While their formidable leader Knuck (Matt Nable) is in the slammer, his apprentice Paddo (Ryan Corr) has become president of the Copperheads, one of the 1% clubs in the bikie underworld. The 1% references the American Motorcycle Association’s claim that 99% of motorbike riders are law abiding citizens. It does not mean that this motley crew got lucky in Wall St trading and have Marxists yelling at them the rest of the film – amazing as that would have been. Things are getting complicated; deals with a rival club are being brokered and trouble constantly surrounds Paddo’s younger brother (Josh McConville) who seems to have a serious learning disability. As Knuck gets out of prison Paddo and his girlfriend Katrina (Abbey Lee) have a decision to make. Do they fall back under Knuck’s brutal presidency or usurp the club and lead it to new heights?1% poster

Former rugby league player Matt Nable, who put on almost fourteen kilos of muscle for the role, stars in and wrote this brutal tale. The plot is dense, sometimes to the point of confusion, but credit to Nable and McCallum for trying to accomplish something more than the usual crime thriller. There’s a rawness to this story that lingers; it quite literally pulls no punches and in a story that contains shootings, gang violence and two brutal rape scenes it’s a journey not for the faint of heart.

Ryan Corr’s career continues to new heights. He’s proven many times that he makes for a good leading man and having bulked up and grow a very respectable beard Paddo is unlike anything he’s played before.
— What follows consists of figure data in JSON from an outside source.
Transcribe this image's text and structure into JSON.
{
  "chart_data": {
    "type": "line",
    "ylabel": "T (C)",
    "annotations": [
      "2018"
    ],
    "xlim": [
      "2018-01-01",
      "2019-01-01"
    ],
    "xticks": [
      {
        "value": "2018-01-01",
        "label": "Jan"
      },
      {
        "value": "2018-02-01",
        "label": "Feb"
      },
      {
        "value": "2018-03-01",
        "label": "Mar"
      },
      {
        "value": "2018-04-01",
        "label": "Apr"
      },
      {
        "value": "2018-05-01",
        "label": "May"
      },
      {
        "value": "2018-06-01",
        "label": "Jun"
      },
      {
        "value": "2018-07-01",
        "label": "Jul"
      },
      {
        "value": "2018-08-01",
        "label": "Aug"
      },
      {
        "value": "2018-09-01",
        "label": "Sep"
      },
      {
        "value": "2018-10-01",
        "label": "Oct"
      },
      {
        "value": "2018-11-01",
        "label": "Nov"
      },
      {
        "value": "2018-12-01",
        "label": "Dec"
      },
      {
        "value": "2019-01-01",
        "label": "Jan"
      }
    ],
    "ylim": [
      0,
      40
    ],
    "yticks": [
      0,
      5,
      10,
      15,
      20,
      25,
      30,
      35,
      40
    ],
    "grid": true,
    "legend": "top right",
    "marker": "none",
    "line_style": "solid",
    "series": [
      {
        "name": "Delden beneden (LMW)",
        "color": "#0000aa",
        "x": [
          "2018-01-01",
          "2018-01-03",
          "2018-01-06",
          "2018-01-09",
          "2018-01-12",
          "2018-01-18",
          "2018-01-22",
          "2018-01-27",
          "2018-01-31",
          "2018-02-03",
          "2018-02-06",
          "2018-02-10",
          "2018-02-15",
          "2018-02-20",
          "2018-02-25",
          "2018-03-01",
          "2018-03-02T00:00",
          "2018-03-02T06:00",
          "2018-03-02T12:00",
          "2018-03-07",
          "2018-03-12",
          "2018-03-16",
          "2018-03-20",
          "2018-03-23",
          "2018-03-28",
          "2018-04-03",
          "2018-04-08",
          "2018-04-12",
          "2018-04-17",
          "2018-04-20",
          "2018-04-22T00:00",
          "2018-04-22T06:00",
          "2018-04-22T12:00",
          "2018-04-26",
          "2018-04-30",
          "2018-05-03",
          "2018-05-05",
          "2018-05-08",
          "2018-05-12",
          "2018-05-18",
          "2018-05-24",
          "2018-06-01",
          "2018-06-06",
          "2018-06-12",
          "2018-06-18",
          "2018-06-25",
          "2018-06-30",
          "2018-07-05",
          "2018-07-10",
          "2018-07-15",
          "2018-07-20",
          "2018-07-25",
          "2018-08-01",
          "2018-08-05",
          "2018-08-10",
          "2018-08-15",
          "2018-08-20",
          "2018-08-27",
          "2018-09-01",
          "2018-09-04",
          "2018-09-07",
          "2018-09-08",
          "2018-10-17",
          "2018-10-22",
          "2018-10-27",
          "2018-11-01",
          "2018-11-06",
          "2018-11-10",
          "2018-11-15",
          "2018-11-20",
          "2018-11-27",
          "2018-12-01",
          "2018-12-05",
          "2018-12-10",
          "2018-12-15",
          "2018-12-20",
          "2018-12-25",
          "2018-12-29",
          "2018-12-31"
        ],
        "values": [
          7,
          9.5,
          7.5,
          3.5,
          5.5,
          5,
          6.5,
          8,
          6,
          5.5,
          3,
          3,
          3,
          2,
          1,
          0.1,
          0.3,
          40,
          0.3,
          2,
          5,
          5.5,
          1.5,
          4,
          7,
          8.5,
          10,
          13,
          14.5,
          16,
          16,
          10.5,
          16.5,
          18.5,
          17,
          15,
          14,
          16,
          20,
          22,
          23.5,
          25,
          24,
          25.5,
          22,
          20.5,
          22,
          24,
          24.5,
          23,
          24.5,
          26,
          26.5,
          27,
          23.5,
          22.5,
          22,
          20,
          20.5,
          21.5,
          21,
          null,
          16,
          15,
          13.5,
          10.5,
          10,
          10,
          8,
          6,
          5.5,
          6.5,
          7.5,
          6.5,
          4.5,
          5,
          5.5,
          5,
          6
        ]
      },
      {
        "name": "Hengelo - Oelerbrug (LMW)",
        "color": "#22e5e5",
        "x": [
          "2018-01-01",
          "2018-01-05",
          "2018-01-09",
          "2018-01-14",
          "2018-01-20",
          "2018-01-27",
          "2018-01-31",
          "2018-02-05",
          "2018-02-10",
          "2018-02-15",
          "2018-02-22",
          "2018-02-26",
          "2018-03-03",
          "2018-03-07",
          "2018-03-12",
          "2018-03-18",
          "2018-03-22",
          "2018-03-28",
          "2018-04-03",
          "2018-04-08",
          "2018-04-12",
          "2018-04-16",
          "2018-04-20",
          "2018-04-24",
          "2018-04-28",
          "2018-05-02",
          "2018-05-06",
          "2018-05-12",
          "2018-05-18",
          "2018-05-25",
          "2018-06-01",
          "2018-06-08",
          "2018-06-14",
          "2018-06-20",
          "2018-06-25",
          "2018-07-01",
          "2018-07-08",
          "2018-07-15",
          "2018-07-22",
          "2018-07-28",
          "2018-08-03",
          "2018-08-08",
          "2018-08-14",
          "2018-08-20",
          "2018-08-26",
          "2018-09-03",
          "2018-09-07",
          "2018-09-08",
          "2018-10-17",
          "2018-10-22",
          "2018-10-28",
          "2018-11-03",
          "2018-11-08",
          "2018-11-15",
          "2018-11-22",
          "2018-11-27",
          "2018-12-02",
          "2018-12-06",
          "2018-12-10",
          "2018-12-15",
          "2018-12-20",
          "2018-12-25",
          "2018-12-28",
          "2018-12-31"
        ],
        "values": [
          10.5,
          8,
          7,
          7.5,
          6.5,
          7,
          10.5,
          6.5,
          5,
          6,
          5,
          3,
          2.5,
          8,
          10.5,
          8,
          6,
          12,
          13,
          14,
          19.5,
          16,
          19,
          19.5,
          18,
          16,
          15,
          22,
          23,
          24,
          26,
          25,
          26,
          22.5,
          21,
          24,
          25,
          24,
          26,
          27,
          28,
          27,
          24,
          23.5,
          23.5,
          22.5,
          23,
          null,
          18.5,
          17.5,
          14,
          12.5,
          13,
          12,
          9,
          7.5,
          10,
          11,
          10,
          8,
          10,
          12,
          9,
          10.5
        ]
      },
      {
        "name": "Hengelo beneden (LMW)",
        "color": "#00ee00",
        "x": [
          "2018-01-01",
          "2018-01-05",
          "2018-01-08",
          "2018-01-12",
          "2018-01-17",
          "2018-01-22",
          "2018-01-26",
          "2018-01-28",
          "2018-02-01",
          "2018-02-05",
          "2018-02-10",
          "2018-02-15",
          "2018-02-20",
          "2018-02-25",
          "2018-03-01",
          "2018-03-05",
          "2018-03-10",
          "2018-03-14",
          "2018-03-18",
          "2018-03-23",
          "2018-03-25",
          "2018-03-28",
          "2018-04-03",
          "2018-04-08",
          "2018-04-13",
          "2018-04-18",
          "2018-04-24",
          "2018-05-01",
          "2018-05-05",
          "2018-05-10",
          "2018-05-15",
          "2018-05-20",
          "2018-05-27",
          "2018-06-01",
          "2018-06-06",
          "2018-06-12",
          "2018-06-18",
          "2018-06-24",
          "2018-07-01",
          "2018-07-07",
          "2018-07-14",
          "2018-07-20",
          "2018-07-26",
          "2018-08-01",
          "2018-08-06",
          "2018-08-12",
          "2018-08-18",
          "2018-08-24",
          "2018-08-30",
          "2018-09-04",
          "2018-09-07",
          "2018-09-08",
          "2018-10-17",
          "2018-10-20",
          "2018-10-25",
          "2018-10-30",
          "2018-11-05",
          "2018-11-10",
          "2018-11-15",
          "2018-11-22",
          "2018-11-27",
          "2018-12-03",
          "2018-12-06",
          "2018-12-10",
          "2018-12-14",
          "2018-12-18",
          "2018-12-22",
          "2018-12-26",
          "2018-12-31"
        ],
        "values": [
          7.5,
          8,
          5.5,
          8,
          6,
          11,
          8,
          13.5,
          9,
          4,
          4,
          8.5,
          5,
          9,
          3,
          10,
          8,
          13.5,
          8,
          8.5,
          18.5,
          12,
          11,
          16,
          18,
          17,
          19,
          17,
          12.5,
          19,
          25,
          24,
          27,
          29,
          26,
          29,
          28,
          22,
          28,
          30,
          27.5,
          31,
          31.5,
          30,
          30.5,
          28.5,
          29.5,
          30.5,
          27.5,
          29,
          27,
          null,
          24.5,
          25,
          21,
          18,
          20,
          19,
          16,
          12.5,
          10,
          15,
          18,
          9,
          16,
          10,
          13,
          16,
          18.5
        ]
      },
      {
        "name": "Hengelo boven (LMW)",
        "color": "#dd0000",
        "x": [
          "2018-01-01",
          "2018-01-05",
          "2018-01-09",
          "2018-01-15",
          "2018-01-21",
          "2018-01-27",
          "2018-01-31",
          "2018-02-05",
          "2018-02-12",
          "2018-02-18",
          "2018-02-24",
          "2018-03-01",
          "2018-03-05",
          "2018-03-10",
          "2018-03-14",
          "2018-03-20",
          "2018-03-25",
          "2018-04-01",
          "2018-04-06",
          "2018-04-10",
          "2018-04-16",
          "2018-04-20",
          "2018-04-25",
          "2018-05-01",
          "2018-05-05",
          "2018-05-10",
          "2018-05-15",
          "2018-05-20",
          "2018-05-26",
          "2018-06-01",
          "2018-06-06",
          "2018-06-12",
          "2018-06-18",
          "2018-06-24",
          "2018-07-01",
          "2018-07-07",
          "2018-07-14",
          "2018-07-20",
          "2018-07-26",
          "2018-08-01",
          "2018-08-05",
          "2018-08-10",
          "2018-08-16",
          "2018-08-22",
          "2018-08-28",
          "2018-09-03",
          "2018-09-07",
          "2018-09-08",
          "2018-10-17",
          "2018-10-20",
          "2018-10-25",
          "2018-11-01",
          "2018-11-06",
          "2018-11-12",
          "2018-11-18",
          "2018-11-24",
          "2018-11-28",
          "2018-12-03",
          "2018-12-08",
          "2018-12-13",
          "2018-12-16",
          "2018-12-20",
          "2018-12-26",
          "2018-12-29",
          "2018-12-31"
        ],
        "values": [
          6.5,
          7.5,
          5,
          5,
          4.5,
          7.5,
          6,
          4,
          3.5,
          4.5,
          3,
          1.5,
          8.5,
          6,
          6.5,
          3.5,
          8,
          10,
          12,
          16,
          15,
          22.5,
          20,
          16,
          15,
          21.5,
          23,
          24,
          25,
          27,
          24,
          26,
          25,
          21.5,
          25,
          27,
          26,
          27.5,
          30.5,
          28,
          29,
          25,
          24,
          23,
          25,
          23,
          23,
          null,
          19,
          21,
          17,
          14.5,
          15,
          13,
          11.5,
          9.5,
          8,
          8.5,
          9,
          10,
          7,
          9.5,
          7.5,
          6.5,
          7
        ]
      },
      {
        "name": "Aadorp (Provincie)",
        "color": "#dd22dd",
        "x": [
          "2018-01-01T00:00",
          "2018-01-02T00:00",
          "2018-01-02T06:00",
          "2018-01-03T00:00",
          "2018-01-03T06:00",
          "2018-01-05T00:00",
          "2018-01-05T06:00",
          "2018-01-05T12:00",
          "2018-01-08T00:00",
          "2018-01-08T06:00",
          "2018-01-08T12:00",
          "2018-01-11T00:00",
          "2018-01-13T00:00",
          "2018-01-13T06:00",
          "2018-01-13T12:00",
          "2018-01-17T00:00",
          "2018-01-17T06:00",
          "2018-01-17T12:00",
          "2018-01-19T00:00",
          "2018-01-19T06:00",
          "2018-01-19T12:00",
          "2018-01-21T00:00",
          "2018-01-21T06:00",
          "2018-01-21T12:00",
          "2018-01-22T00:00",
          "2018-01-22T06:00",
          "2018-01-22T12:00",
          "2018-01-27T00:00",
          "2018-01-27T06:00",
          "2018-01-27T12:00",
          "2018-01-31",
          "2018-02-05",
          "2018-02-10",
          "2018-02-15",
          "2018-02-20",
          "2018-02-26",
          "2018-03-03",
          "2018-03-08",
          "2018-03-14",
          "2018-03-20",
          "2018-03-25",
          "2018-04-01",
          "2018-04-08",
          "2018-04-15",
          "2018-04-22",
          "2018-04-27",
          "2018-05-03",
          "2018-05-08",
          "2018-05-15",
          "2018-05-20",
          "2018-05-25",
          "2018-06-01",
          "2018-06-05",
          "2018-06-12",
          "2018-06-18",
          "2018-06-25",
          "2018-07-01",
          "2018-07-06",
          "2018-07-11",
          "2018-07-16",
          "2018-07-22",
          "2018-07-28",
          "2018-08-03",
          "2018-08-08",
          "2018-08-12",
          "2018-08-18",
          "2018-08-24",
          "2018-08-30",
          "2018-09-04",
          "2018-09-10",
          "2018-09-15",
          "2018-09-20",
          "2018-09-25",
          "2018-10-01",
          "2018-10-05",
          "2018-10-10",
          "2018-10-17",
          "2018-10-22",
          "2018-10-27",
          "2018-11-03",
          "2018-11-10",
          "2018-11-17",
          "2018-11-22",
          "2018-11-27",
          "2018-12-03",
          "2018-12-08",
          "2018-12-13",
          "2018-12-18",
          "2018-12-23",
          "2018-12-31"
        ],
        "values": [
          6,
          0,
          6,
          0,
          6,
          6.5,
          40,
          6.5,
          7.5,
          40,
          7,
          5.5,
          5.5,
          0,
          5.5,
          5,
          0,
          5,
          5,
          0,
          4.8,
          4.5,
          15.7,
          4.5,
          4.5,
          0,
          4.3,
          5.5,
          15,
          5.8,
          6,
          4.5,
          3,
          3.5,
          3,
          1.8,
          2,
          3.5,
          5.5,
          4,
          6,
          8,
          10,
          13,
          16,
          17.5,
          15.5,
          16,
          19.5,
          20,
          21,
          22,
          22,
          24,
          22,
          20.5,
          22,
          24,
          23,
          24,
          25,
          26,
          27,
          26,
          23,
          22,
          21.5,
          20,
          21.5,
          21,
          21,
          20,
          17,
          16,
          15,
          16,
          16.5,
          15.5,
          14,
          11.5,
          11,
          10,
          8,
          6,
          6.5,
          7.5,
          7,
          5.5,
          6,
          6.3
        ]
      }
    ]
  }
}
With a cigarette constantly in his mouth and Russian mafia tattoos on each shoulder, his time as Timothy Conigrave in Holding the Man seems like a distant memory. The hidden star is Abbey Lee who spends her time pulling strings from the sidelines like a bogan version of Lady Macbeth.

McCallum’s depiction of bikie gangs certainly doesn’t glorify. As intriguing as this tale is these people are constantly scraping the lower dregs in the barrel of society. It would be difficult to imagine a more repellent underworld as this. This is a closed society, it uses the old cinematic short-hand to depict how insular this community is. Just like in The Godfather how the only characters are members of the family and those close to them, the only company to find in 1% are crew members and rival gangs. It’s not a nice view of the world, but it’s one that McCallum has brought to the screen with a deft eye.

Australian filmmaking has a talent for making hard-hitting, gritty crime thrillers. 1% slots in nicely alongside Romper Stomper, Chopper, Animal Kingdom and Snowtown. It’s brutal, repellent and a no-holds-barred depiction of one of the most revolting collections of people imaginable. If that’s your jam then this will satisfy, as it ticks all the depraved boxes that a decent crime thriller should.

1% is in cinemas from 18th October through Icon Film Distribution.